The trade gap totalled $38.7bn (£24.5bn), down from a revised estimate of $44.6bn for September, a Commerce Department report showed.

Analysts surveyed before the report had expected the October trade deficit to narrow just slightly to about $43.6bn.

The smaller-than-expected deficit could boost estimates of US fourth-quarter economic growth because it implies a larger share of US demand is being met by domestic production.

"This suggests that the economy is accelerating," said Neil Dutta, an economist at Bank of America Merrill Lynch in New York, raising his forecast of fourth-quarter economic growth to about three per cent.

But one big reason the trade deficit is shrinking is "because we're still in a slower-growth economy. You'd imagine that a smaller number would be a good thing, but it's because people still have to contend with a slower economy," said Robert Pavlik, chief market strategist at Banyan Partners in New York.

US stock index futures held onto their gains after the trade data, while US Treasury bond prices added to losses. The dollar held steady.

On an annual basis, the trade deficit has widened sharply this year and could surpass $500 billion when final figures for 2010 are available.

Last year, in the midst of the global financial crisis which put a squeeze on world trade, the US trade gap narrowed about 46 per cent to $374.9bn.

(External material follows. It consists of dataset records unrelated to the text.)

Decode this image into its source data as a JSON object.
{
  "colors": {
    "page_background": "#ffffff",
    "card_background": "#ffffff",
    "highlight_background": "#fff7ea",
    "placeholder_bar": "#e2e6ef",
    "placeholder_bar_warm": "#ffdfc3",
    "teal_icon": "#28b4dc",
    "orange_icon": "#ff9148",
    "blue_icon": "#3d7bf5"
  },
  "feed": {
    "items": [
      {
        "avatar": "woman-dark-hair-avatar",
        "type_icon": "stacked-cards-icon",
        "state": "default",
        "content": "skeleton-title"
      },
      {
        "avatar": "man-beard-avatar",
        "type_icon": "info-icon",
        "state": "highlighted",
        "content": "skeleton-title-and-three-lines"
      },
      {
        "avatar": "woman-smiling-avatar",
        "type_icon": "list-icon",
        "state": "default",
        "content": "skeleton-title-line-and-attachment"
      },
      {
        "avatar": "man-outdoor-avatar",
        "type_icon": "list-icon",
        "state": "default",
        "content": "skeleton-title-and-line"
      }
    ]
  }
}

Record exports to China and Mexico in October helped push the overall export tally to $158.7bn, the highest since August 2008.

Exports to the European Union and Japan also showed growth.

Overall US imports fell 0.5 per cent to $197.4bn, led by drop in imports of industrial supplies and materials and the lowest petroleum imports since November 2009.

Despite the overall drop, imports from Mexico were the highest on record and imports from Japan and the European Union were the highest in two years.

Imports of advanced technology products also set a record.

Despite record exports to China in October, the US trade deficit with that country in the first ten months of 2010 was $226.8bn, up 20.3 per cent from the year-earlier period.

The sharp rise is likely to keep China's trade and currency policies on the minds of US lawmakers in 2011.